Americans use the word soccer to describe the game that just about everybody else in the world calls football, and this duel over semantics enrages purists of the game.

But few realize that the word soccer actually originated in Britain in the late nineteenth century, said Stefan Szymanski, a University of Michigan professor in the School of Kinesiology. Szymanski examines the rise and fall of the word soccer in his paper, “It’s football, not soccer,” and suggests that the venom unleashed by critics of the word soccer has more to do with anti-Americanism than with tradition.

“These people have conveniently forgotten, or they don’t realize, that the word soccer originated in England,” and is thought to be associated with upper middle class students at elite universities, Szymanski said. “(The term soccer) was only later adopted by Americans to distinguish it from gridiron.”

To understand how the vitriolic debate over usage of soccer or football began, Szymanski’s paper outlines British and U.S. publications and book titles from 1900 on to chart the popularity of both words, particularly the nosedive of the term soccer in British English.

In the first half of the twentieth century, soccer was a recognized term in Britain but it wasn’t widely used in publications there until after World War II, he found. In Britain, the term peaked between 1960 and 1980, when it was used almost interchangeably with football.

One can only speculate on the rise and fall of the use of the word soccer in Britain, Szymanski said.

“Stuffier pre-war era editors” may have perceived the word soccer as too informal, Szymanski said, but after the war, word usage may have become more informal.

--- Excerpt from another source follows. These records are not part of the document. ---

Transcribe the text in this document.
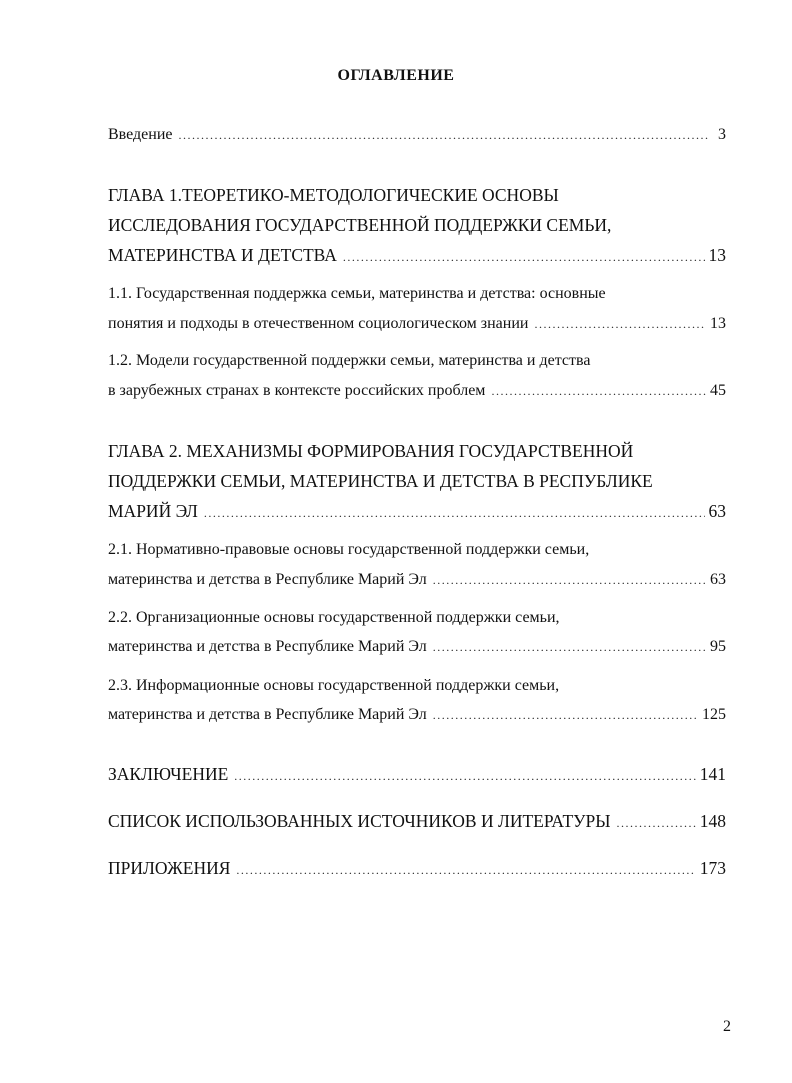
ОГЛАВЛЕНИЕ
Введение .....	3
ГЛАВА 1.ТЕОРЕТИКО-МЕТОДОЛОГИЧЕСКИЕ ОСНОВЫ
ИССЛЕДОВАНИЯ ГОСУДАРСТВЕННОЙ ПОДДЕРЖКИ СЕМЬИ,
МАТЕРИНСТВА И ДЕТСТВА .....	13
1.1. Государственная поддержка семьи, материнства и детства: основные
понятия и подходы в отечественном социологическом знании .....	13
1.2. Модели государственной поддержки семьи, материнства и детства
в зарубежных странах в контексте российских проблем .....	45
ГЛАВА 2. МЕХАНИЗМЫ ФОРМИРОВАНИЯ ГОСУДАРСТВЕННОЙ
ПОДДЕРЖКИ СЕМЬИ, МАТЕРИНСТВА И ДЕТСТВА В РЕСПУБЛИКЕ
МАРИЙ ЭЛ .....	63
2.1. Нормативно-правовые основы государственной поддержки семьи,
материнства и детства в Республике Марий Эл .....	63
2.2. Организационные основы государственной поддержки семьи,
материнства и детства в Республике Марий Эл .....	95
2.3. Информационные основы государственной поддержки семьи,
материнства и детства в Республике Марий Эл .....	125
ЗАКЛЮЧЕНИЕ .....	141
СПИСОК ИСПОЛЬЗОВАННЫХ ИСТОЧНИКОВ И ЛИТЕРАТУРЫ .....	148
ПРИЛОЖЕНИЯ .....	173
2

Or the popularity of U.S. soldiers who were stationed in Britain may have reinforced the usage.

“In the 1980s you start to hear the argument that soccer is an American word, as distinct from the British football,” Szymanski said. “It is hard to think of any explanation for the decline other than the rising popularity of the word soccer in the U.S.”

Szymanski argues that both words are necessary.

“Americans will continue to call the game soccer whatever anyone else says, not out of perversity but out of the need to distinguish it from America’s favorite game, football,” Szymanski said. “The rest of us can continue to get mad about it if we want, but it might more sensible to get over it and recognize that our favorite game can just as easily be called soccer as football.”